I piccoli dettagli

Mi guarda con uno sguardo che vuol chiaramente alludere a qualcosa, ma francamente non capisco a cosa.
(No: non a quello).
Sta appoggiato al muro con un fianco ed una spalla. Giacca sbottonata che lascia vedere la camicia aperta, che lascia intravvedere una maglietta dell’Hard Rock Cafè. Mi guarda e sorride, con la mano infilata nella tasca dei suoi jeans e i piedi leggermente accavallati, in posa plastica.

Boh?

Saluto con un cenno, e vado al tavolo delle tartine.

“Lucia!”, mi chiama lui.
Mi giro. “Sì?”.
“…no. No, niente”.

Boh?
Sempre più scemo.
Addento la mia tartina.

Lucia!!”, esplode lui, in tono quasi risentito.
Mi giro ancora, lentamente. “Sì?”.
“Ma insomma!”. E spalanca le braccia. “Guardami!”. Lo guardo. “Non mi riconosci?!”.
Do un altro morso alla tartina, cominciando seriamente ad inquietarmi. “Sì, amico, ti riconosco. Sarebbe allarmante il contrario, visto che lavoriamo assieme per cinque giorni alla settimana”.
“Ma…”, esita lui. “Lucia!! È Carnevale!!”.
“…sssì”, assento. “Il fatto che l’antico motto consenta di insanire una volta all’anno, non vuol necessariamente dire che tu adesso debba comportarti come un pazzo furioso, sai?”.
“Ma insomma!”, e mi guarda malissimo, con aria di lesa maestà. “Ma non capisci?! Sono in maschera! Chi sono??”.
Gli lancio un’altra veloce occhiata. Giacca elegante su jeans sgualciti; camicia lunga, fuori dai pantaloni e sbottonata, con imbarazzante T-shirt di sotto. Scarpe da ginnastica.
“Non ne ho idea, amico. Forse, sei uno sciattone malvestito?”.
NO!”, esclama lui, come ferito nel profondo. “Santo cielo! Lucia! Sono il dottor House!!”.
“…il dottor House”.
“Il dottor House si veste sempre così! Ma Lucia!! Non la guardi anche tu, la serie?!”.

 

“…sssì. Convengo. Ma, amico, permettimi un’obiezione. Se volevi essere identificato a prima vista come il dottor House, non ti conveniva forse… portare anche un bastone? Procurarti uno stetoscopio? Metterti sulla giacca un badge identificativo?”.
Lui aggrotta le sopracciglia, visibilmente turbato: si vede proprio che non ci arriva. “Aaaaaahhhh…”.
“Eehh…!”.
Evvabbeh”, protesta lui. “Ma certo che voi donne siete proprio insopportabili, con la vostra pignoleria!”.
Pignoleria, tu dici”.
“Massì! Siete tutte uguali! Vi focalizzate sempre su questi piccoli dettagli! Umpf!!”.

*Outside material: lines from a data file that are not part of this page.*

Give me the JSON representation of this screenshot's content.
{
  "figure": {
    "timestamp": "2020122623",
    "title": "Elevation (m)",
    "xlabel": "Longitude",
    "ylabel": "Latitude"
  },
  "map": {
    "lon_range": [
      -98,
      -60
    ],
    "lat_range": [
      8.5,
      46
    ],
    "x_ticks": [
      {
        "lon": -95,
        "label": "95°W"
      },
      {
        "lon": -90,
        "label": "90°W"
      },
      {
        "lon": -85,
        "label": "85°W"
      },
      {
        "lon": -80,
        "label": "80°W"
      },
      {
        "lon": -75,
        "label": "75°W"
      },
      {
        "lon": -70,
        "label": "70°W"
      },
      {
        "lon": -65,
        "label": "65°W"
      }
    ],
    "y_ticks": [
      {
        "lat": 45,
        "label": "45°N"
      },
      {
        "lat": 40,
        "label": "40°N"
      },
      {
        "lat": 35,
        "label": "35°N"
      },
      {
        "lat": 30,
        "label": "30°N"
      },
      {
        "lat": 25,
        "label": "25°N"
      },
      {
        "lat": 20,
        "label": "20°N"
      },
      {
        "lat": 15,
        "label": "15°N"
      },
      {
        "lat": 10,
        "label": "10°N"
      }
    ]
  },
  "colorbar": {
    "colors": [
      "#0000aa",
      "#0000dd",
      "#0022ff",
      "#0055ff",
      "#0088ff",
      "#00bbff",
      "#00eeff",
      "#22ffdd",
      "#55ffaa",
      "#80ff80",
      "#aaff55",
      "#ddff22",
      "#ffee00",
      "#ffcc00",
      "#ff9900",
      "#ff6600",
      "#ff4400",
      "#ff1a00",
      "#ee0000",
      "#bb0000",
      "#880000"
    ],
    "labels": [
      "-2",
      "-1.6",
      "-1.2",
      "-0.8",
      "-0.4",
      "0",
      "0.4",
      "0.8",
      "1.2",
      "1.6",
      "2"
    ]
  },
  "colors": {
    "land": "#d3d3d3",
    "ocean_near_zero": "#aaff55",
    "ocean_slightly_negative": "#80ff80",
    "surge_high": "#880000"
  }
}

(Dottor House, 7×15: un House in versione musical canta Get happy! di Judy Garland… che ha un testo così religioso e allegro che prima o poi doveva finire sul mio blog, in qualche modo!)

(Per chi se lo stesse domandando: Canale 5 ha appena trasmesso l’ultima puntata in assoluto del Dottor House. E per chi se lo stesse domandando… sì: quando finisce un telefilm che ho amato, io vado sempre in lutto. Sempre).

14 risposte a "I piccoli dettagli"

    1. Lucyette

      E come fai a “dire addio” a una cosa che finisce senza seguirla fino all’ultimo?!
      Perché io sono iper-nostalgica e odio le cose che finiscono, mi mettono proprio tristezza; però, proprio per questo, tendo sempre a seguirle/usarle fino all’ultimo momento possibile!

      (E comunque… Boh? Ieri sera su Twitter dopo l’ultima puntata c’era tutta una massa di gente entusiasta e commossa, ma io invece l’ho trovato un finale di serie abbastanza deludente. Non per la conclusione in sè, ma proprio per la struttura e la conclusione dell’ultimissima puntata. Non ti sei persa un capolavoro, ecco!)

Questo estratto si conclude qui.